È il film di Stéphane Brizé “Un autre monde” a chiudere la 78esima Mostra del Cinema di Venezia. Dopo la sua partecipazione nel 2016 con “Una vita“, Stéphane Brizé torna sul lido con un nuovo lavoro.

Il film parla di un dirigente d’azienda, di sua moglie, della sua famiglia, nel momento in cui le scelte professionali dell’uomo sono sul punto di stravolgere la vita di tutti. Philippe Lemesle e la moglie si stanno per separare, il loro amore irrimediabilmente logorato dalle pressioni del lavoro.

Dirigente di un grande gruppo industriale, l’uomo non sa più come soddisfare le richieste incoerenti dei suoi superiori: ieri volevano che fosse un manager, oggi vogliono un esecutore. Per Philippe è dunque arrivato il momento in cui deve decidere cosa fare della sua vita. “Un autre monde” è un film carico di rabbia. Il cinema di Brizé conferma di avere una forza dialettica travolgente. La parola, ancora una volta, è simile ad un’arma carica.

Philippe Lemesle si muove tra i vincenti della società, nell’ambiente dei dirigenti d’azienda, della meritocrazia, tra le cosiddette “storie di successo”. Come si può ammettere di provare dolore, di essersi perduti, quando si è parte dell’élite? Lamentarsi apparirebbe vergognoso agli occhi di chi vive in condizioni meno agiate; un segno di debolezza imperdonabile agli occhi suoi e di quelli come lui. In un mondo simile non si può, non si deve, essere deboli.

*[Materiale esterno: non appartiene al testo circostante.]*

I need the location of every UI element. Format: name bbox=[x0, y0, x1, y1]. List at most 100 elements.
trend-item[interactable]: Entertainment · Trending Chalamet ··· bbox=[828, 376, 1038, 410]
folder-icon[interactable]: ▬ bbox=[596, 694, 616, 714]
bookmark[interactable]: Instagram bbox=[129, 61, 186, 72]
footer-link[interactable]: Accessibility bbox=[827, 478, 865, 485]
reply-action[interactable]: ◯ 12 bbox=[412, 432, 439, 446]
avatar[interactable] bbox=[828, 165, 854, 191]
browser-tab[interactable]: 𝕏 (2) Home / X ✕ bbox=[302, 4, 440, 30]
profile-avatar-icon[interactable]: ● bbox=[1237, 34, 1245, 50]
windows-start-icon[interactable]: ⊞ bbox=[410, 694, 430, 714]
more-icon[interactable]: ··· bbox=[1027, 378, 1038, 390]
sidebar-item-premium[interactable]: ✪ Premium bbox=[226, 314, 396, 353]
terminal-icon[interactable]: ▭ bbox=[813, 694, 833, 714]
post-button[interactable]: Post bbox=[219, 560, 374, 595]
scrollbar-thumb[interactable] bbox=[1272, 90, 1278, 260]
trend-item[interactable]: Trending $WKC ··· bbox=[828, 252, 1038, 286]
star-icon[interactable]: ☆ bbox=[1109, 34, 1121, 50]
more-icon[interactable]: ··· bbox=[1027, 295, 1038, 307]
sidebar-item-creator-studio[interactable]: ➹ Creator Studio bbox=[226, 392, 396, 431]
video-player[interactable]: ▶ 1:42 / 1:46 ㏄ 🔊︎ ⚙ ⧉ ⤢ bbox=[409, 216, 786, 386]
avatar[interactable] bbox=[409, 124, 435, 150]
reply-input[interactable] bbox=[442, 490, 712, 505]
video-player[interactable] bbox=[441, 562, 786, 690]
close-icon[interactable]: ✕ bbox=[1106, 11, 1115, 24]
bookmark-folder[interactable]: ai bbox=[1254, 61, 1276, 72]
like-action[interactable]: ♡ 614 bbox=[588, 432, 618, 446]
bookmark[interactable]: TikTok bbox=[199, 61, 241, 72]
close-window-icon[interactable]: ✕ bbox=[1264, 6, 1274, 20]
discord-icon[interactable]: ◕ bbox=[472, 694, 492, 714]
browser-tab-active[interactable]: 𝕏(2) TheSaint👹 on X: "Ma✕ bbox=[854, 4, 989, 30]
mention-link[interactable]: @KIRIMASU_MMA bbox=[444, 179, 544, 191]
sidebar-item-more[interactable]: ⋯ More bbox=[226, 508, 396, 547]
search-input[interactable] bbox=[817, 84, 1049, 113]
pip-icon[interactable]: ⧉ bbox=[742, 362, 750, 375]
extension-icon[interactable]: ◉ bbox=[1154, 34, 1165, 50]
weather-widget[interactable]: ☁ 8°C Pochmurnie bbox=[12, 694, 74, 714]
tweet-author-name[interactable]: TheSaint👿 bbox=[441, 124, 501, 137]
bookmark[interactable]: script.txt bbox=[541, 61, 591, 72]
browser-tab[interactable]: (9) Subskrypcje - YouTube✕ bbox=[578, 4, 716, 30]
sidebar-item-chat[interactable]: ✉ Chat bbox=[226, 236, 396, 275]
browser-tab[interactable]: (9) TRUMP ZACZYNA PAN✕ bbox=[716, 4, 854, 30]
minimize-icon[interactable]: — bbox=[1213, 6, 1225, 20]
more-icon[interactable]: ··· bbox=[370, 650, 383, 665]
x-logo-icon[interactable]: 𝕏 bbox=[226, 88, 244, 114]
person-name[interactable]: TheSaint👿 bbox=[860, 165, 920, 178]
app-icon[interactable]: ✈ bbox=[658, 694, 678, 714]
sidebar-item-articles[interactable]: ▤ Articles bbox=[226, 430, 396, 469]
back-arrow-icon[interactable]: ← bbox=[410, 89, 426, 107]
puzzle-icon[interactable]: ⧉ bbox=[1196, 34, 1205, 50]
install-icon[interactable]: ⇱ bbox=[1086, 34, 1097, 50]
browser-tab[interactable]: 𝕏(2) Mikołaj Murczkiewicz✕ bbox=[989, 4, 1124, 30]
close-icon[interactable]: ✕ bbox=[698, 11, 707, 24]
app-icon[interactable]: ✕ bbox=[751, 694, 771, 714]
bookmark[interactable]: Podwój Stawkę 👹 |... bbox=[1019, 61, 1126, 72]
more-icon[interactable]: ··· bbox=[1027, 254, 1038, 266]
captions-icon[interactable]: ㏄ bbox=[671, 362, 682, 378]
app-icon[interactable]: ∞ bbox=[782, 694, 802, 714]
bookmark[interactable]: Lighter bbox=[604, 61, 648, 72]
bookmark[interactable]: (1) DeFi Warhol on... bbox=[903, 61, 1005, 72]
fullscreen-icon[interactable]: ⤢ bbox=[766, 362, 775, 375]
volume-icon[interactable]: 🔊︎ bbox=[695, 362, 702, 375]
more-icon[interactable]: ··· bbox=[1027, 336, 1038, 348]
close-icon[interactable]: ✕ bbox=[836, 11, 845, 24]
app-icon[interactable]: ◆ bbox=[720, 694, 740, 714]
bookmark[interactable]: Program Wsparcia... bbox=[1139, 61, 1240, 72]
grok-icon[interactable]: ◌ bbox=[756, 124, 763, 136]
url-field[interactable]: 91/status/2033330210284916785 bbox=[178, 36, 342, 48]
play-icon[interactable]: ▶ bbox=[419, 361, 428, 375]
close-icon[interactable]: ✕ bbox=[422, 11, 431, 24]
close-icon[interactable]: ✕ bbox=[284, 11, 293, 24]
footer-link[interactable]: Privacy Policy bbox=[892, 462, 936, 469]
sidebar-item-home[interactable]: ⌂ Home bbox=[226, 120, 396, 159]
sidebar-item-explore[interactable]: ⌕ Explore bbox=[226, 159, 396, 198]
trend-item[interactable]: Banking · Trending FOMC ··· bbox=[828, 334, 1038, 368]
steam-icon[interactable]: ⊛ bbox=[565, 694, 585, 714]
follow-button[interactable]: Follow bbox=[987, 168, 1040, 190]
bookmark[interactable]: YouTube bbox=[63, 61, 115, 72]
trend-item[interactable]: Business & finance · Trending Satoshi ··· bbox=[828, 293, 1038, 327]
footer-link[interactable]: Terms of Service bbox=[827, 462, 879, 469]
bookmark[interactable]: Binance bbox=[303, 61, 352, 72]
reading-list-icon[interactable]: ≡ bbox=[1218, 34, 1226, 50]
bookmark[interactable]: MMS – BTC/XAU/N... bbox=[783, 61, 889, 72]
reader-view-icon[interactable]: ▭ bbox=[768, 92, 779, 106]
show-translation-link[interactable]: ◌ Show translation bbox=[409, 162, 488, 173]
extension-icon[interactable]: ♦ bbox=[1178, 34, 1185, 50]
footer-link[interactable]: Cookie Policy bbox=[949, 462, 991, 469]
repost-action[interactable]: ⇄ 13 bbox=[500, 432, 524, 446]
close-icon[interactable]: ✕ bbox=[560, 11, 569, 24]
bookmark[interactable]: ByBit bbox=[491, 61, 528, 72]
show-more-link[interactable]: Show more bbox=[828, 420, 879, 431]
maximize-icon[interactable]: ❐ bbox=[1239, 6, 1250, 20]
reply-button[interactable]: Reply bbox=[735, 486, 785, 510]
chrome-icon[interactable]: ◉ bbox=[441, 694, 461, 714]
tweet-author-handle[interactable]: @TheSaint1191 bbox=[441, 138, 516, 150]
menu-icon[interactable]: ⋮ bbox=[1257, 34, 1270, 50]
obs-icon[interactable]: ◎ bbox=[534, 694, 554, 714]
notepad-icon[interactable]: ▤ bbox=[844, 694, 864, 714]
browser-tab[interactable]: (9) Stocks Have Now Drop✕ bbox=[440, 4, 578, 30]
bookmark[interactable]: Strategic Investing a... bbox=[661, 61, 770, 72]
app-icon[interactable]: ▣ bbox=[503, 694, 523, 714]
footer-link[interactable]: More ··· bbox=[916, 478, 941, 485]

È vietato, per non correre il rischio di umiliarsi ed essere sostituiti da un altro più giovane e dinamico; o da qualcuno che non metterà in discussione quello che gli si richiede di fare. In un mondo simile sembra che non si possa più godere del diritto di contestare ordini che vengono dall’alto e che in fretta devono essere imposti in basso.

Il film narra la storia di un mondo silenziosamente diviso in due, di vite professionali e personali che naufragano, di un mondo in cui uomini e donne in cravatta e abiti troppo stretti combattono sempre di più per trovare un senso.” Queste le parole del regista francese Stéphane Brizé.